Trading Faces Exhibition

Exploring Black British Performance Histories via Archives, Art and Heritage Education.

This Black History Month sees the Trading Faces Recollecting Slavery Online Exhibition go live. Produced by Future Histories, the Online Exhibition uses the power of art and memory in performance using technology to explore old and new forms of human trade, resistance and creativity to develop a deeper understanding of slavery, its abolition in the past and its effects on the present. By promoting the use of primary resources for the study of black performing arts in the UK the Trading Faces Online Exhibition aims to stimulate creativity, critical thinking, individual responsibility and participation. Highlights of the exhibition include a performance timeline featuring newly archived material from the past 200 years, digitized and available online for the first time, there are also narratives of slavery from both the past and present and a series of virtual rooms which explore ritual, religion, carnival and masquerade amongst other aesthetic themes.

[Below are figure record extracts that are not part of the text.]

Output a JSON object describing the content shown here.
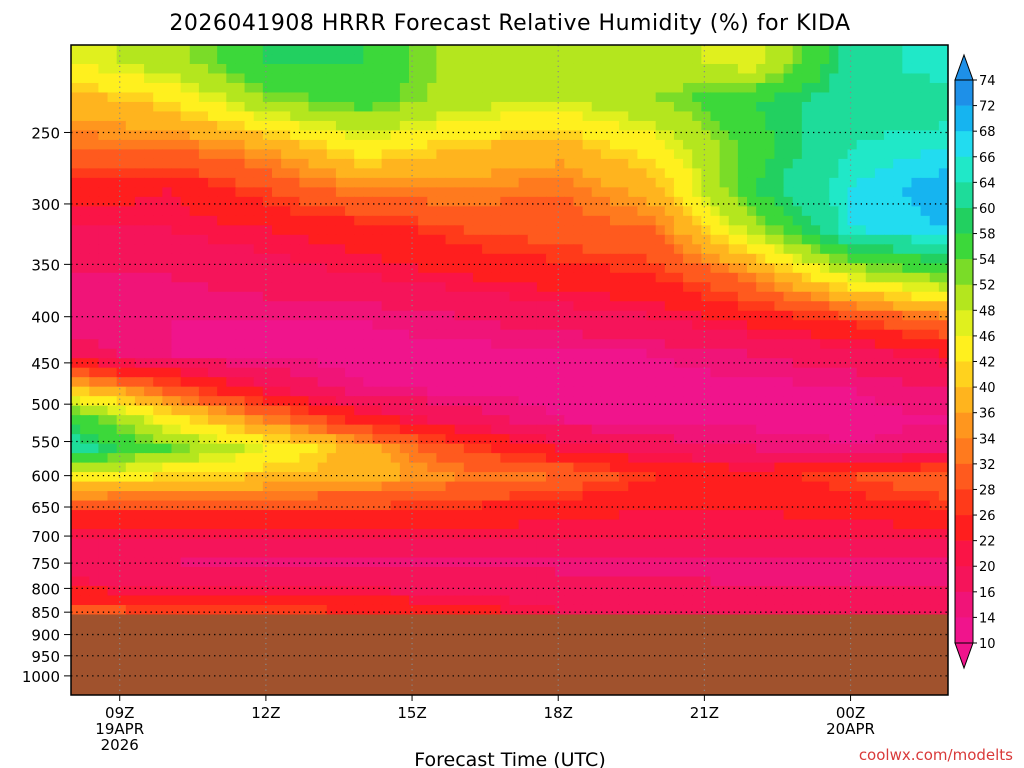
{
  "chart_data": {
    "type": "heatmap",
    "title": "2026041908 HRRR Forecast Relative Humidity (%) for KIDA",
    "xlabel": "Forecast Time (UTC)",
    "credit": "coolwx.com/modelts",
    "x_ticks": [
      {
        "hour": 9,
        "lines": [
          "09Z",
          "19APR",
          "2026"
        ]
      },
      {
        "hour": 12,
        "lines": [
          "12Z"
        ]
      },
      {
        "hour": 15,
        "lines": [
          "15Z"
        ]
      },
      {
        "hour": 18,
        "lines": [
          "18Z"
        ]
      },
      {
        "hour": 21,
        "lines": [
          "21Z"
        ]
      },
      {
        "hour": 24,
        "lines": [
          "00Z",
          "20APR"
        ]
      }
    ],
    "x_range_hours": [
      8,
      26
    ],
    "y_ticks": [
      250,
      300,
      350,
      400,
      450,
      500,
      550,
      600,
      650,
      700,
      750,
      800,
      850,
      900,
      950,
      1000
    ],
    "y_range_hpa": [
      200,
      1050
    ],
    "y_scale": "log",
    "below_ground_hpa": 855,
    "grid": true,
    "colorbar_levels": [
      74,
      72,
      68,
      66,
      64,
      60,
      58,
      54,
      52,
      48,
      46,
      42,
      40,
      36,
      34,
      32,
      28,
      26,
      22,
      20,
      16,
      14,
      10
    ],
    "colorbar_colors": [
      "#1e90e8",
      "#16b4f0",
      "#22dcf0",
      "#20e8c8",
      "#1edc9a",
      "#22d060",
      "#3cd83a",
      "#7adc28",
      "#b4e61e",
      "#e0f01e",
      "#fff01e",
      "#ffd21e",
      "#ffb41e",
      "#ff961e",
      "#ff7a1e",
      "#ff5a1e",
      "#ff3a1a",
      "#ff1e1e",
      "#fa1446",
      "#f5145a",
      "#f01478",
      "#f0148c"
    ],
    "colorbar_extends": [
      "max",
      "min"
    ],
    "colorbar_position": "right",
    "ground_color": "#a0522d",
    "relative_humidity_percent": {
      "forecast_hours": [
        8,
        10,
        12,
        14,
        16,
        18,
        20,
        22,
        24,
        26
      ],
      "pressure_hpa": [
        210,
        230,
        260,
        290,
        320,
        360,
        400,
        440,
        480,
        520,
        560,
        600,
        650,
        700,
        750,
        800,
        850
      ],
      "values": [
        [
          46,
          50,
          58,
          58,
          50,
          52,
          50,
          46,
          62,
          66
        ],
        [
          38,
          42,
          52,
          56,
          50,
          48,
          52,
          58,
          62,
          62
        ],
        [
          32,
          32,
          36,
          44,
          40,
          38,
          44,
          56,
          64,
          66
        ],
        [
          24,
          22,
          28,
          34,
          34,
          32,
          38,
          58,
          66,
          70
        ],
        [
          20,
          20,
          22,
          24,
          28,
          30,
          32,
          50,
          66,
          68
        ],
        [
          16,
          16,
          18,
          20,
          22,
          24,
          26,
          34,
          48,
          54
        ],
        [
          14,
          14,
          14,
          14,
          16,
          18,
          20,
          24,
          28,
          34
        ],
        [
          18,
          14,
          13,
          13,
          13,
          13,
          14,
          16,
          18,
          22
        ],
        [
          40,
          30,
          20,
          14,
          13,
          13,
          13,
          13,
          14,
          16
        ],
        [
          58,
          44,
          34,
          24,
          18,
          14,
          13,
          13,
          13,
          14
        ],
        [
          62,
          54,
          46,
          38,
          28,
          22,
          18,
          16,
          14,
          16
        ],
        [
          46,
          42,
          40,
          38,
          34,
          32,
          26,
          24,
          28,
          32
        ],
        [
          28,
          28,
          28,
          28,
          26,
          24,
          22,
          22,
          24,
          26
        ],
        [
          20,
          20,
          20,
          20,
          20,
          20,
          20,
          20,
          20,
          20
        ],
        [
          16,
          16,
          15,
          15,
          15,
          15,
          15,
          15,
          15,
          15
        ],
        [
          22,
          20,
          20,
          20,
          18,
          18,
          17,
          16,
          16,
          16
        ],
        [
          30,
          28,
          28,
          26,
          24,
          20,
          18,
          16,
          16,
          16
        ]
      ]
    }
  }
}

The Trading Faces Recollecting Slavery project has also ensured that the post colonial legacy of Black British performance has been preserved for future generations at the V&A Theatre Collections and in a new online exhibition. The V&A Theatre Collections has organised, preserved and catalogued a wealth of material, bringing together Talawa Theatre Company’s archive and selected items from other Black British performing arts collections including; Temba Theatre Company, Black Mime and the Roundhouse providing a wide ranging insight into the enormous contribution made by Black British artists and performers since the abolition of the Slave Trade in 1807.

Over the past twenty two years Talawa Theatre Company has represented the post-colonial heritage of Britain on stage with over forty ground breaking productions. Now detailed records of these productions are available to the public for the first time. This exceptional archive, charting the work of Britain’s foremost Black Theatre company currently holds 148 scripts, over 700 photographs relating to 32 productions and 29 visual recordings of live productions. Plays produced include The Black Jacobins by C. L. R. James and The Gods Are Not To Blame by Ola Rotomi. Talawa Theatre Company also toured a Theatre In Education piece, Missing, to London Schools as part of the project examining themes around identity and developing pupils’ research skills to explore the stories of local, regional and national Black Britons.

The Trading Faces Recollecting Slavery project launch takes place at the Lecture Theatre in the V&A’s Sackler Centre on 31st October at 1pm.

The Trading Faces Online Exhibition goes live at www.tradingfacesonline.com on 31st October. The V&A Theatre Collections newly catalogued and collected material exploring the legacy of the transatlantic Slave Trade on British performing Arts and the Talawa catalogue is available online at www.nationalarchives.gov.uk/a2a with physical access to material available at the V&A Theatre Collections, Blythe House, 23 Blythe Road, London W14 0QX.